Se colocó frente al espejo para afinar los últimos detalles: un mechón de cabello
rebelde y fuera de sitio, aplicarse otra capa de bilé en los labios, dar por
desahuciado el asunto de las uñas postizas. Sin embargo, lo amplio del vestido no
dejaba de agradarle. Pasó la mirada por la habitación en busca de algo que
pudiera servirle: la cama con las dos maletas rebosando ropa por todas partes y la
cómoda no parecieron sugerirle nada. Recordó entonces un cinturón dorado en
forma de culebrilla en el cuarto de las hermanas. Para ajustárselo tuvo que hundir
el estomago hasta que se hizo necesaria la presencia de nuevo aire en sus
pulmones. Y por fin salió a la calle.
Regresó antes de lo previsto, De no haber sido por los pies hinchados y la cintura
avispada habría permanecido afuera hasta poco antes de las seis. Como no eran
numerosas las ocasiones en que tenía oportunidad de aprovechar la soledad de la
casa, había dudado antes de iniciar el proceso de desvestirse. Con las manos
detenidas en el cinturón recordó frases y situaciones ocurridas unos instantes
atrás. Casi soltó la carcajada cuando vino a su mente la imagen de aquella señora
que le propino una bofetada a su esposo al sorprenderlo embobado, perdido en la
contemplación de sus piernas. Y la cara del lechero, cuando por unos segundos
de distracción, miró su carrito y las cajas de leche regadas por el suelo.

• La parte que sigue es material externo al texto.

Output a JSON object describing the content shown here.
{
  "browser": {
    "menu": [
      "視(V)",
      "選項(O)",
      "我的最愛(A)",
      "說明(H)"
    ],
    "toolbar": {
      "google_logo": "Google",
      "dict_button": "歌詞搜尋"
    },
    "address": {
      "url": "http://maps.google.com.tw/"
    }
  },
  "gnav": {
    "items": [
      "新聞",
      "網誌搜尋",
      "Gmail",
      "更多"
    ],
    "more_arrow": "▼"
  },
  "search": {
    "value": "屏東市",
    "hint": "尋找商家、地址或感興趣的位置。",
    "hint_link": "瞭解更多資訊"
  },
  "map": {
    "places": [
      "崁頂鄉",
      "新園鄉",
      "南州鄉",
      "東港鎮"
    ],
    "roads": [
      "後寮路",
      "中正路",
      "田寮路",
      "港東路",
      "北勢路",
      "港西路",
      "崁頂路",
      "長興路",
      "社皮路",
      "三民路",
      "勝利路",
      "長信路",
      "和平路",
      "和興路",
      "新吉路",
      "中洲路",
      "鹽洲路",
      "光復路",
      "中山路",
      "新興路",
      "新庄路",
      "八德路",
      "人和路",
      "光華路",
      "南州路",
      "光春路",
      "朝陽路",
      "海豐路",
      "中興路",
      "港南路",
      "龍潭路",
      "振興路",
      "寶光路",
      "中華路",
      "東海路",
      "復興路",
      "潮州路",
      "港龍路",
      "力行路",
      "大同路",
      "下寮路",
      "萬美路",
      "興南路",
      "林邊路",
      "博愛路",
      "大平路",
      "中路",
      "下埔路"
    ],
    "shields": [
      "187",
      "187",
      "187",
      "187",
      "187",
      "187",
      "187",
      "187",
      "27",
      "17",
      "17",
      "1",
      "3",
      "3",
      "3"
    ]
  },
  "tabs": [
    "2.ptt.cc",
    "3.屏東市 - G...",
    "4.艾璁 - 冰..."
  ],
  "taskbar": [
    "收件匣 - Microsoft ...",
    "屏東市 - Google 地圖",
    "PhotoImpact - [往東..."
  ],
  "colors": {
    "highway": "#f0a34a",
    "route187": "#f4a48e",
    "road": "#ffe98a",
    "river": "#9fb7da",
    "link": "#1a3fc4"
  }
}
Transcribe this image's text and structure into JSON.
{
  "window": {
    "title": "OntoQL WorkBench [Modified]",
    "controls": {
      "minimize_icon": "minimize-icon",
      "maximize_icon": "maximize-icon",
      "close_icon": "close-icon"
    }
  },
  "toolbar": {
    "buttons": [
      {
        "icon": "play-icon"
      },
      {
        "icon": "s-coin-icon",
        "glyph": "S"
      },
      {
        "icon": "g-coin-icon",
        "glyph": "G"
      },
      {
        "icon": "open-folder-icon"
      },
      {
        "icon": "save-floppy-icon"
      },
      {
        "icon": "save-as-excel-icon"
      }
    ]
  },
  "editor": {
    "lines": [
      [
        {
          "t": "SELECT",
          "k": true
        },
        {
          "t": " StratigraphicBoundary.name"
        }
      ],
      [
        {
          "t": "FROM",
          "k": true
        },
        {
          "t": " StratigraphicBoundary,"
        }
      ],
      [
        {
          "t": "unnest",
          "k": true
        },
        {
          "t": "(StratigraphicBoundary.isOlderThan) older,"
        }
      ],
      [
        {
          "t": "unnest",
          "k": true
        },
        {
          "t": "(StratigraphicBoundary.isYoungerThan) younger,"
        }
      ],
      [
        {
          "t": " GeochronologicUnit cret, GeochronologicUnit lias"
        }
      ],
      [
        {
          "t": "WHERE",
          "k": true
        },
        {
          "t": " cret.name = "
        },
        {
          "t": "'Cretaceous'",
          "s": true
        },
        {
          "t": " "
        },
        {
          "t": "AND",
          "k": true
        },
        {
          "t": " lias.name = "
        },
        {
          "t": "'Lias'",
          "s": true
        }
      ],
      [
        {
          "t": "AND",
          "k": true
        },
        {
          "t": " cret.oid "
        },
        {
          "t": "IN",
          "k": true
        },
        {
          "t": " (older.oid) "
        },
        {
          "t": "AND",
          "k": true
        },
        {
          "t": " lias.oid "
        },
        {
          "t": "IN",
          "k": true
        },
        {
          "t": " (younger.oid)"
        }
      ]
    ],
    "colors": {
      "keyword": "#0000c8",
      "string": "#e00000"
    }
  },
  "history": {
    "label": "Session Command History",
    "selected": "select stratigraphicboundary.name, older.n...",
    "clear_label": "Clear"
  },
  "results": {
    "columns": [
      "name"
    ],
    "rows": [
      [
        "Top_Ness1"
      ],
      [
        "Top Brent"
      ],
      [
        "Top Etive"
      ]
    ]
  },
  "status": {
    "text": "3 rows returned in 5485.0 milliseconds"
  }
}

" Mamacita... ¿te doy un aventón?", y sus ojos observando el rutilante LTD, para
después voltear despreciativamente el rostro, disimulando la satisfacción de su
éxito.
Al salir al patio, ya se había quitado el cinturón y las zapatillas. Aunque decidió no
salir más, se rehusó a desprenderse de su vestimenta antes del tiempo necesario:
quería gozar hasta el último momento. Se recostó en el pasto. Ya a punto de
dormirse jugó con la idea de que, si quisiera, con sólo cruzar el zaguán bastaría
para poner de cabeza otra vez a toda la manzana.
El ruido de las llaves del otro lado del zaguán, le hizo buscar el reloj de inmediato.
6:20. Corrió al interior de la casa y se encerró en la recamara de la madre.
Mientras se quitaba el vestido, se arrepintió de no haber colocado las maletas en
su lugar.
- ¡ Carlos, Carlos, ya estamos aquí! - escuchó que gritaba su madre al tiempo que,
nervioso y con la sensación de las paredes trasformadas en rejas, sólo atinaba a
untarse crema en los labios para desvanecer la huella carmesí del bilé.